Partijen zullen verder als ‘klager’ en ‘de notaris’ worden aangeduid.

1. De procedure

Het verloop van de procedure blijkt uit:

-        de brief met bijlagen van klager van 27 november 2015, waarin de klacht tegen de notaris is neergelegd;

-        de brief met bijlage van de notaris van 12 januari 2016;

-        de aanvulling op de klacht bij brief met bijlagen van klager van 22 januari 2016;

-        de brief van de notaris van 12 februari 2016;

-        de mondelinge behandeling van de klacht op 26 februari 2016, waarbij zijn verschenen klager en de notaris.

2. De feiten

2.1 Gelet op hetgeen klager en de notaris over en weer hebben aangevoerd en op basis van de daarbij overgelegde stukken en de behandeling ter zitting, gaat de kamer uit van de volgende feiten.

2.2 Op 17 juli 2015 is mevrouw […] (hierna: erflaatster) overleden, een oudtante van klager.

2.3 Erflaatster heeft in haar testament, verleden voor de notaris op 29 oktober 2010, elf familieleden tot haar erfgenamen aangewezen, waaronder klager, zijn vijf broers en zijn zuster.
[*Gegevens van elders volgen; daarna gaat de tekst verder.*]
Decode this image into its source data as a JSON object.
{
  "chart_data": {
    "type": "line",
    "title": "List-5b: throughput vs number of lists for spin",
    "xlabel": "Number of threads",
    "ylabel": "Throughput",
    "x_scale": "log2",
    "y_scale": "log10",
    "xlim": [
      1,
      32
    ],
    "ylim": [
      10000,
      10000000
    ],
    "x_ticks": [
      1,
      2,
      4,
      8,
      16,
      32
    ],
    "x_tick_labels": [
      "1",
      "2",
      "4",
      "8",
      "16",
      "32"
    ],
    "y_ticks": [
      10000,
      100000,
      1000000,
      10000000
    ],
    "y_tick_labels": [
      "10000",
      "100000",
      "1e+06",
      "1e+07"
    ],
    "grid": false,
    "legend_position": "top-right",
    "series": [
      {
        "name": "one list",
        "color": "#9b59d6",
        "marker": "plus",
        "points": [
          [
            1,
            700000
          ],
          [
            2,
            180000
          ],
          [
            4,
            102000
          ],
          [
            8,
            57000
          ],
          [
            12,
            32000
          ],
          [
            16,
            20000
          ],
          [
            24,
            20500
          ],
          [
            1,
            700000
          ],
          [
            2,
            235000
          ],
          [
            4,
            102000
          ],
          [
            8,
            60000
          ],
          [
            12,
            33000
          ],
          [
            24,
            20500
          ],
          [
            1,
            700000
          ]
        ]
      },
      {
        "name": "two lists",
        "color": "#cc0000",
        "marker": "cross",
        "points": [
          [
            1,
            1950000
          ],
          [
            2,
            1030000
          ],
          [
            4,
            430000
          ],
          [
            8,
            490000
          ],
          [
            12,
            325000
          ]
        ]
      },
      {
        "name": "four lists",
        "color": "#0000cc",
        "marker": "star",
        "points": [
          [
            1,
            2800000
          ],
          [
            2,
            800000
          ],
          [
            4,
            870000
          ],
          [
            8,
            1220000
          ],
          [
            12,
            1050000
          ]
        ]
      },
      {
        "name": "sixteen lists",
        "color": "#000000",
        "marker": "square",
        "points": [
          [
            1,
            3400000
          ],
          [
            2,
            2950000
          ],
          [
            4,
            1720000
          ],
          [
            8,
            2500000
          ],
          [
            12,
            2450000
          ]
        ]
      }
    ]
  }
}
Eén van zijn broers, de heer […] (hierna: de executeur) is tot beheersexecuteur benoemd. In het testament is verder bepaald dat de executeur een boedelnotaris mag aanwijzen.

De nalatenschap bestaat, naast de inboedel, uit banksaldi die tezamen ongeveer

€ 360.000 bedragen.

2.4 Op 29 juli 2015 is door de notaris de verklaring van erfrecht inzake de executeursbenoeming afgegeven.

2.5 De notaris is eerder betrokken geweest bij de afwikkeling van de nalatenschap van de moeder van klager. Hierdoor was zij bekend met de moeizame familieverhoudingen.

2.6 Bij brief van 3 augustus 2015 heeft de notaris de erfgenamen aangeschreven. Zij heeft in haar brief onder meer meegedeeld dat de executeur, in overleg met het notariskantoor ervoor heeft gekozen dat hij zich enkel met de feitelijke gang van zaken zal bemoeien en voorbereidende handelingen voor de afwikkeling van de nalatenschap zal verrichten en dat de behandeling en afwikkeling door het kantoor van de notaris, zal worden verzorgd.

2.7 In haar brief van 8 september 2015 heeft de notaris aan de erfgenamen verzocht om aan te geven of zij de nalatenschap (al dan niet beneficiair) wilden aanvaarden.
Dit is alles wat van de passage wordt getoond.